The slippery road towards academic dishonesty

Here are some reflections on the latest academic dishonesty scandal, as reported in the New York Times, 29 May 2015:

“The graduate student at the center of a scandal over a newly retracted study that has shaken trust in the conduct of social science apologized for lying about aspects of the study, including who paid for it and its methodology, but he said Friday in his first interview since the scandal broke that he stands by its finding that gay canvassers can influence voters’ attitudes on same-sex marriage.” Mr. LaCour objects to one of the main charges against him – that he improperly destroyed his raw data. But he admits that he lied about the agencies that funded his research. “Mr. LaCour said he thought the funding sources he claimed would shore up the plausibility of the work.”

Mr.
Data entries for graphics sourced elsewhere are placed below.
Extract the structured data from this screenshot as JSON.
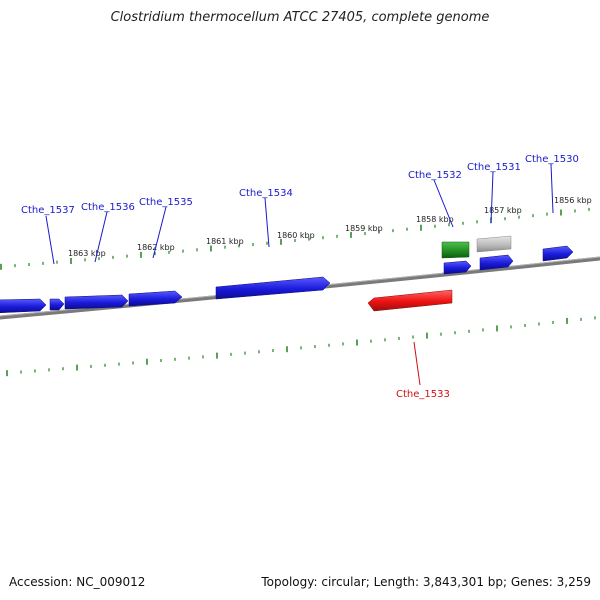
{
  "title": "Clostridium thermocellum ATCC 27405, complete genome",
  "footer": {
    "accession": "Accession: NC_009012",
    "summary": "Topology: circular; Length: 3,843,301 bp; Genes: 3,259"
  },
  "colors": {
    "forward_gene": "#1a1adb",
    "reverse_gene": "#ee1111",
    "rna_gene": "#1f8a1f",
    "pseudo_gene": "#b8b8b8",
    "ticks": "#2e8b2e",
    "backbone": "#808080",
    "forward_label": "#1a1acc",
    "reverse_label": "#cc1111"
  },
  "tick_labels": [
    "1863 kbp",
    "1862 kbp",
    "1861 kbp",
    "1860 kbp",
    "1859 kbp",
    "1858 kbp",
    "1857 kbp",
    "1856 kbp"
  ],
  "genes": [
    {
      "label": "Cthe_1537",
      "strand": "forward"
    },
    {
      "label": "Cthe_1536",
      "strand": "forward"
    },
    {
      "label": "Cthe_1535",
      "strand": "forward"
    },
    {
      "label": "Cthe_1534",
      "strand": "forward"
    },
    {
      "label": "Cthe_1532",
      "strand": "forward"
    },
    {
      "label": "Cthe_1531",
      "strand": "forward"
    },
    {
      "label": "Cthe_1530",
      "strand": "forward"
    },
    {
      "label": "Cthe_1533",
      "strand": "reverse"
    }
  ]
}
LaCour very clearly crossed a line by misrepresenting funding sources for his study. But where is that line exactly? In academia, people can get away with lying in a more indirect way by exploiting implicatures in CVs, personnel evaluations, or grant applications. For example, X may list grants when reporting their achievements without specifying their exact role in those grants. This triggers the implicature that X was a Principal Investigator or Co-Principal Investigator for the grants. Or X may submit a list of PhD students, leaving out information about the exact role they played in those students’ training. In the US, this generates the implicature that X was chair or co-chair of the respective PhD committees. What if X shores up their CV in this way, calculating that false implicatures will be derived by supervisors and funding agencies? Is this a case of academic dishonesty? Has the line been crossed? 

What can we do to foster more sensitivity and respect for scholarly integrity in academia? Colin S. Diver, the former President of Reed College, makes a plea for abandoning the “higher education’s arms race” (from the Boston Globe, 5 September 2012): “Finally, no institution can convincingly preach ethical behavior to its students unless its own behavior is governed by the highest ethical standards. When higher education gets caught up in a frenzy of exaggerated marketing claims, misreporting of data, sale of admission slots, or varsity-sport abuses, it destroys its moral authority. As Reed’s president, I was proud to lead a college that refused to cooperate with the notorious US News & World Report rankings, which symbolize the distortion of academic virtues in pursuit of higher education’s arms race.”